Все судьи в глубоком молчании ждали ответа, который должен привести жертву в западню. Но когда раздался ответ, он поверг судей в смущение, и можно было видеть, что многие из присутствующих тайком усмехались. Ибо Жанна спросила тоном, почти обманувшим даже меня, — до того он был невинен:
— Разве их два?
Один из попов, способнейший среди них и отчаянный богохульник, сказал настолько громко, что почти все слышали:
— Клянусь Богом, это был мастерский удар!
Как только судья оправился от смущения, он снова принялся за допрос, благоразумно оставив слова Жанны без ответа:
— Правда ли, что граф д'Арманьяк прислал тебе письмо, спрашивая у тебя, которого из троих Пап он должен признавать?
— Да, и я ответила ему.
Копии обоих писем были представлены и прочитаны перед судом. Жанна заявила, что копия с ее письма была не совсем точна. Она сказала, что получила письмо графа в тот момент, когда садилась на лошадь, и прибавила:
— Я продиктовала несколько слов в ответ, говоря, что на его вопрос постараюсь ответить из Парижа или из какого-нибудь другого места, где остановлюсь на отдых.
Ее снова спросили, которого из Пап она считала настоящим.
— Я не могла сказать графу д'Арманьяку, которому из Пап он должен повиноваться. — И затем добавила с полным бесстрашием, представлявшим особенно яркий контраст с этим скопищем двуличных плутов: — Но что касается меня, то я думаю, что мы должны признавать только нашего святейшего Папу, который находится в Риме.
Этот вопрос был оставлен. Была прочитана копия первого воззвания Жанны — воззвания, которым она убеждала англичан прекратить осаду Орлеана и покинуть Францию, — поистине великое произведение для неопытной семнадцатилетней девушки.
— Признаешь ли ты, что прочитанный документ был написан тобой?
— Да, за исключением того, что в нем есть ошибки — вставлены слова, которые имеют такой смысл, как будто я придавала себе слишком большое значение.
Я знал, что должно последовать; я почувствовал тревогу и смущение.
— Например, — продолжала она, — я не говорила: «Сдайтесь Деве» (rendez a la Pucelle); я сказала: «Сдайтесь королю» (rendez au roi); и я не называла себя «главнокомандующим» (chef de guerre). Все эти слова вставил мой писец; он или не расслышал, или забыл, что я говорила.
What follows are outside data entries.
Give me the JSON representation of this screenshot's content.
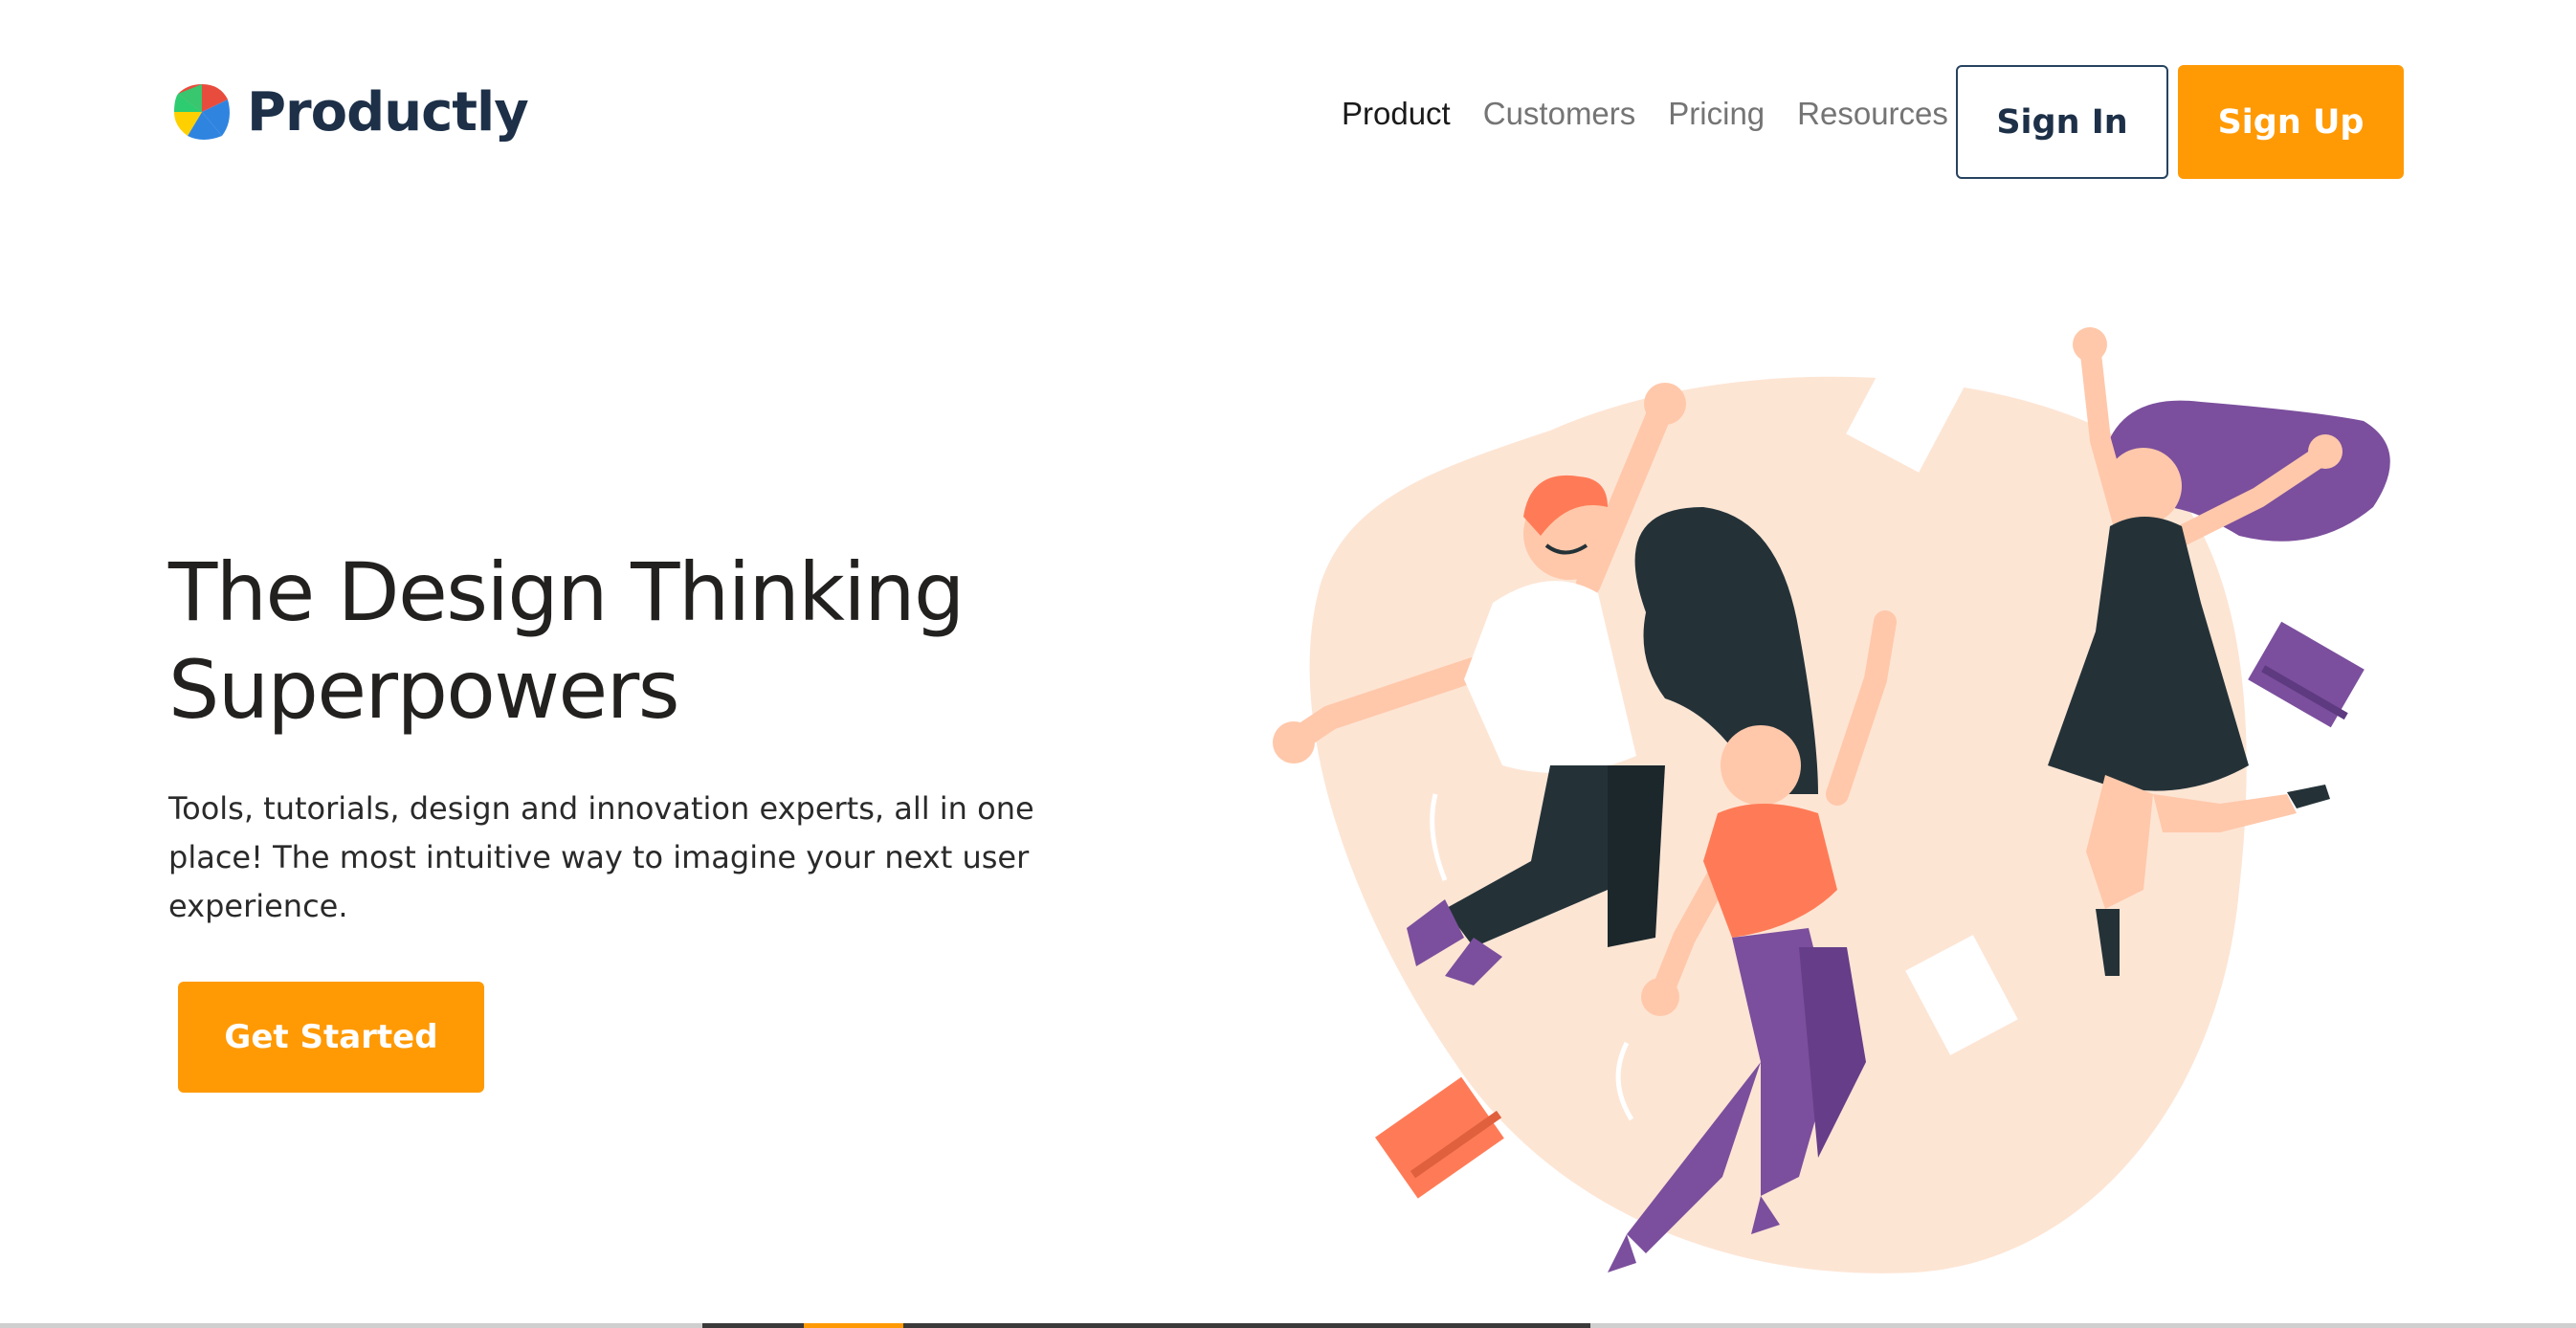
{
  "brand": {
    "name": "Productly",
    "logo_icon": "productly-logo-icon",
    "colors": [
      "#e84c3d",
      "#ffd000",
      "#2f84e0",
      "#2ecc71"
    ]
  },
  "nav": {
    "items": [
      {
        "label": "Product",
        "active": true
      },
      {
        "label": "Customers",
        "active": false
      },
      {
        "label": "Pricing",
        "active": false
      },
      {
        "label": "Resources",
        "active": false
      }
    ],
    "sign_in": "Sign In",
    "sign_up": "Sign Up"
  },
  "hero": {
    "title_line1": "The Design Thinking",
    "title_line2": "Superpowers",
    "subtitle": "Tools, tutorials, design and innovation experts, all in one place! The most intuitive way to imagine your next user experience.",
    "cta": "Get Started"
  },
  "illustration": {
    "icon": "people-jumping-illustration"
  },
  "colors": {
    "accent": "#ff9a05",
    "navy": "#1d3048",
    "illustration_blob": "#fde5d4",
    "purple": "#7b4f9d",
    "coral": "#ff7b57",
    "dark": "#243238"
  }
}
Говоря это, она ни разу не взглянула на меня. Она не захотела привести меня в замешательство. Я не ослышался и не забыл ее слов. Я намеренно изменил их смысл, потому что она была действительно главнокомандующим, она имела полное право на этот титул; и следовало именно так называть ее; и кто мог бы сдаться королю? Королю, само имя которого было в то время лишь пустым звуком? Нет, сдаться можно было только благородной Деве из Вокулера, уже знаменитой, уже грозной тогда, хотя она еще не нанесла ни одного удара.
Да, этот эпизод мог бы кончиться для меня очень неприятно, если бы эти безжалостные судьи узнали, что на заседании присутствует тот самый секретарь Жанны д'Арк, который писал под ее диктовку вышеупомянутый документ, и не только присутствует, но и составляет отчет судебного заседания; и что, кроме того, через многие годы ему суждено будет свидетельствовать против лжи и против извращений истины, допущенных Кошоном, и предать действия судей вечному позору!
— Ты признаешь, что диктовала это воззвание?
— Признаю.
— Сожалеешь ли ты об этом? Отказываешься от своих слов?
Тут уж она не смогла сдержать негодования!
— Нет! И даже эти цепи, — она потрясла ими, — и даже эти цепи не могут охладить надежд, которые я тогда питала. И даже более! — Она встала и с минуту стояла, между тем как странный, Божественный свет озарил ее лицо, и затем слова вырвались у нее неудержимо, как поток: — Предостерегаю вас, что не пройдет и семи лет, как на англичан обрушится бедствие, о, во много раз сильнейшее бедствие, чем то, которое постигло Орлеан. И…
— Молчи! Садись!
— …И тогда, вскоре после этого, они потеряют всю Францию!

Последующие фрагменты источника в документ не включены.